NBC aired viewers' video footage of the London bombings, but the majority of its viewer contributions are in the form of e-mailed comments or questions on stories.
Current's high standards
No one understands demanding high standards of quality when it comes to viewer-submitted video better than Current, the youth-targeting digital cable channel that aims to fill its entire programming grid with content from viewers.
The channel culls viewers' Internet uploads—mostly short-form documentary footage—on diverse subjects ranging from AIDS in Africa to the style of hip-hop personality Missy Elliott, lets the viewers vote on which they would like to see on TV, and then reviews the content itself, paying contributors whose work makes the cut and ends up on TV.
In the year since its launch, Current has grown its distribution from 20 million to nearly 30 million homes and increased the amount of viewer-contributed content it programs from 10% to 30%. Despite the growth, the network still expects to program 40%-50% of content from viewers in its next year.
“We could be 100% if we wanted because we certainly have the volume of contributions,” says Current President of Programming David Neuman. “But we're keeping the standards very high. We're the highest-level quality of user-generated content—the absolute best and most compelling stuff.
“It's not home video at the dinner table of the adorable 2-year-old throwing his food.”
On cable, MSNBC launched a “Citizen Journalists Report” on its Website during Katrina, but at press time, the top viewer-contributed posting was dated Nov. 15, 2005.
MSNBC says it's working on technology to let viewers upload more video to its site. CNN, which calls on viewers to submit content for breaking-news stories, will shortly announce a plan to solicit viewer-contributed content, says CNN/U.S. Senior VP Sue Bunda. She says CNN puts viewer clips through the same vetting process as any other story that runs.
If advertisers are skittish about displaying their content on some user-submitted video Websites, they may feel safer about viewer-submitted content when it comes to network TV—especially news, media buyers say.
“Whatever appears has to have gone through their broadcast standards and practices,” points out John Rash, senior VP for media-buying agency Campbell Mithun. “While marketers will proceed with caution, there are multiple mechanisms in place to make sure that neither network nor advertiser is embarrassed.”
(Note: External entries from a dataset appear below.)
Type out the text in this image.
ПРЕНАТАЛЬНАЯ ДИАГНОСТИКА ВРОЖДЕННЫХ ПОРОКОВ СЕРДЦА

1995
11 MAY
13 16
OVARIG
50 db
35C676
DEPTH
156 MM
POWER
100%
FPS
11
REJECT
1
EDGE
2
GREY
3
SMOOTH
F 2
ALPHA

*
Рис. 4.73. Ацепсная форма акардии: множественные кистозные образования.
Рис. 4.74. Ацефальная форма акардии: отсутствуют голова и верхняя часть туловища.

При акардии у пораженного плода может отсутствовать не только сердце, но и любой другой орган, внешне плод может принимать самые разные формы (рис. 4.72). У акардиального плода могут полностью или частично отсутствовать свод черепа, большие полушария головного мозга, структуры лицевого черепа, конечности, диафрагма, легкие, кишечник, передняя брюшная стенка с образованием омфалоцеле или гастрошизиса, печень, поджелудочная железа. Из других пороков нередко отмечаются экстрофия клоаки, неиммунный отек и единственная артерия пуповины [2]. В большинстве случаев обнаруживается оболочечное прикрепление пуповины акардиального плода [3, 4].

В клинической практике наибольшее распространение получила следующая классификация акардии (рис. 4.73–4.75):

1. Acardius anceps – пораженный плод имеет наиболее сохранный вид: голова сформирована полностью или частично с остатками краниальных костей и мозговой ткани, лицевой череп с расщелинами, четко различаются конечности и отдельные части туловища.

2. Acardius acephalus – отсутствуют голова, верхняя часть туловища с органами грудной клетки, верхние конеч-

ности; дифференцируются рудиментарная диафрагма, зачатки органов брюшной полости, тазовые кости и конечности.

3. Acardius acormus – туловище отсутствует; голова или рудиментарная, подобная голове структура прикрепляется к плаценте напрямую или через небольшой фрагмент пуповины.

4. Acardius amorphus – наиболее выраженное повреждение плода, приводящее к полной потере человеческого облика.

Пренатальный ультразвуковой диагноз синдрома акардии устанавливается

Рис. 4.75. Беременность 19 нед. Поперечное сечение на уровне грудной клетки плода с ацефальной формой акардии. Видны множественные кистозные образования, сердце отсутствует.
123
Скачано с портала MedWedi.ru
Entertainment networks like VH1 and Oxygen have also begun exploiting viral video's popularity, through contests; Oxygen received video submissions from 5,000 women hoping to be picked as contestants for its for its full-figured beauty pageant Mo'Nique's Fat Chance.
USA Network chose a 21-year-old who speaks backwards to win its online “Show Us Your Character Contest.” She will appear in USA commercials on TV and at movies.
ABC News Now, for one, is looking for viewers' help in covering the “stories that matter,” says Clemente. It will pair with Internet portals like Yahoo! to solicit viewer video for Seen and Heard's daily show.
Says Clemente, “This is about freedom and democracy in action: sending [video] in to something as visible as ABC News and have it play back on the air, and having your thoughts matter more than voting on American Idol.”